Le pressage du colza par René Messelot ne durera que quelques mois. L'activité agricole française s'est remise progressivement à la normale dès le printemps 1947, plus besoin de tickets de rationnement concernant l'huile alimentaire, elle est maintenant délivrée librement dans toute épicerie. René et ses associés peuvent donc abandonner le pressagede l'huile d'autant plus que le consommateur va bien vite délaisser l'huile de colza en raison de son odeur à la cuisson, pour celle d'autres oléagineux : l'arachide mais aussi l'olive dont l'huile est plus agréable au goût et l'odeur moins agressive. 

 

Fin de l'histoire

 

Quant à la presse hydraulique, autrefois objet de tant d'attention de tous les côtés, elle a été laissée à l'abandon comme tout matériel n'ayant plus aucune utilité. Claude Messelot (dont les parents Albert et Denise ont acheté et réparé la maison à la tour carrée à l'entrée du village de Morogne), l'a retrouvée en piteux état. II n'a conservé d'elle que le gros piston.

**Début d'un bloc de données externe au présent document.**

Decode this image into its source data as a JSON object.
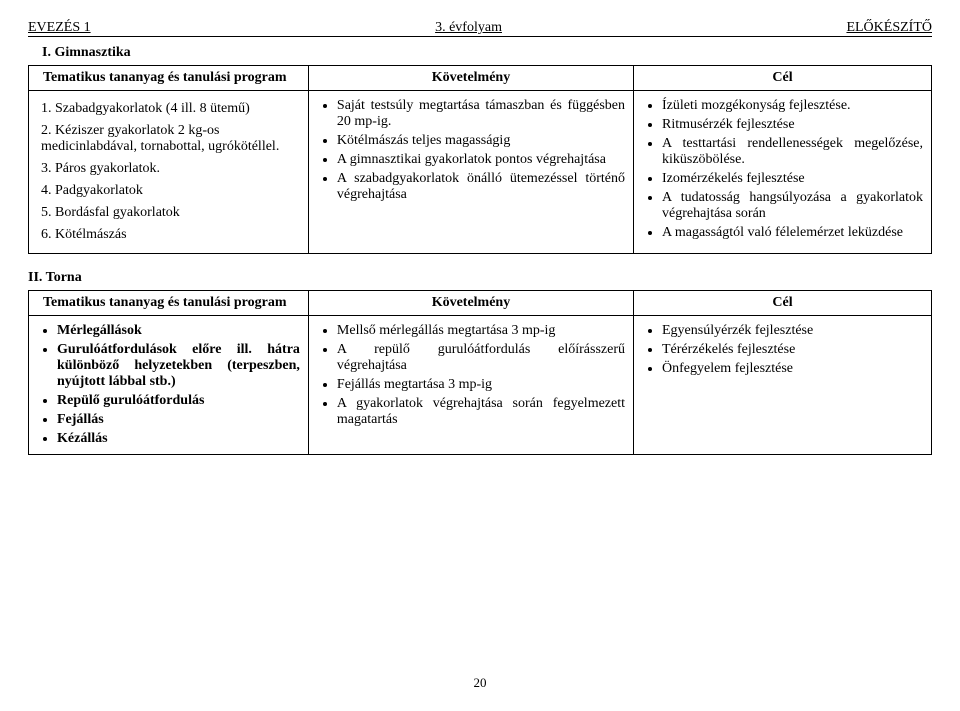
{
  "header": {
    "left": "EVEZÉS 1",
    "center": "3. évfolyam",
    "right": "ELŐKÉSZÍTŐ"
  },
  "s1": {
    "title": "I. Gimnasztika",
    "th1": "Tematikus tananyag és tanulási program",
    "th2": "Követelmény",
    "th3": "Cél",
    "c1": {
      "i1": "1. Szabadgyakorlatok (4 ill. 8 ütemű)",
      "i2": "2. Kéziszer gyakorlatok 2 kg-os medicinlabdával, tornabottal, ugrókötéllel.",
      "i3": "3. Páros gyakorlatok.",
      "i4": "4. Padgyakorlatok",
      "i5": "5. Bordásfal gyakorlatok",
      "i6": "6. Kötélmászás"
    },
    "c2": {
      "i1": "Saját testsúly megtartása támaszban és függésben 20 mp-ig.",
      "i2": "Kötélmászás teljes magasságig",
      "i3": "A gimnasztikai gyakorlatok pontos végrehajtása",
      "i4": "A szabadgyakorlatok önálló ütemezéssel történő végrehajtása"
    },
    "c3": {
      "i1": "Ízületi mozgékonyság fejlesztése.",
      "i2": "Ritmusérzék fejlesztése",
      "i3": "A testtartási rendellenességek megelőzése, kiküszöbölése.",
      "i4": "Izomérzékelés fejlesztése",
      "i5": "A tudatosság hangsúlyozása a gyakorlatok végrehajtása során",
      "i6": "A magasságtól való félelemérzet leküzdése"
    }
  },
  "s2": {
    "title": "II. Torna",
    "th1": "Tematikus tananyag és tanulási program",
    "th2": "Követelmény",
    "th3": "Cél",
    "c1": {
      "i1": "Mérlegállások",
      "i2": "Gurulóátfordulások előre ill. hátra különböző helyzetekben (terpeszben, nyújtott lábbal stb.)",
      "i3": "Repülő gurulóátfordulás",
      "i4": "Fejállás",
      "i5": "Kézállás"
    },
    "c2": {
      "i1": "Mellső mérlegállás megtartása 3 mp-ig",
      "i2": "A repülő gurulóátfordulás előírásszerű végrehajtása",
      "i3": "Fejállás megtartása 3 mp-ig",
      "i4": "A gyakorlatok végrehajtása során fegyelmezett magatartás"
    },
    "c3": {
      "i1": "Egyensúlyérzék fejlesztése",
      "i2": "Térérzékelés fejlesztése",
      "i3": "Önfegyelem fejlesztése"
    }
  },
  "page": "20"
}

Pour clore le sujet, cette maison à la tour appartenait aux frères Barholomot, Robert, Charles et André, elle est devenue la possession d'un Messelot même si Claude n'a qu'un lointain lien de parenté avec René. Curieux tout de même… La boucle est désormais bouclée, et notre histoire enfin terminée.

 

 

1948-Maison appartenant aux frères Bartholomot où fut abandonnée la fameuse presse à huile, devant marche Robert Bartholomot

 

Cette fameuse presse à huile aura été le symbole d'une défiance voire d'une certaine forme de rébellion de certains français envers leur administration, dont le valeureux et audacieux René Messelot en aura été dans le secteur, l'exemple le plus représentatif.

 

PS : Pour cette étude,j'ai profité des nombreux renseignements pris auprès de René Messelot au cours de deux rencontres en mai 2002, complétés par ses enfants Michel et Christiane, sans oublier Annette Lapalus qui m'a transmis de précieux documents provenant de Théo Spehr. Je tiens à les remercier tous pour leur gentillesse et leur disponibilité. Sans eux, l'histoire n'aurait jamais pu être racontée.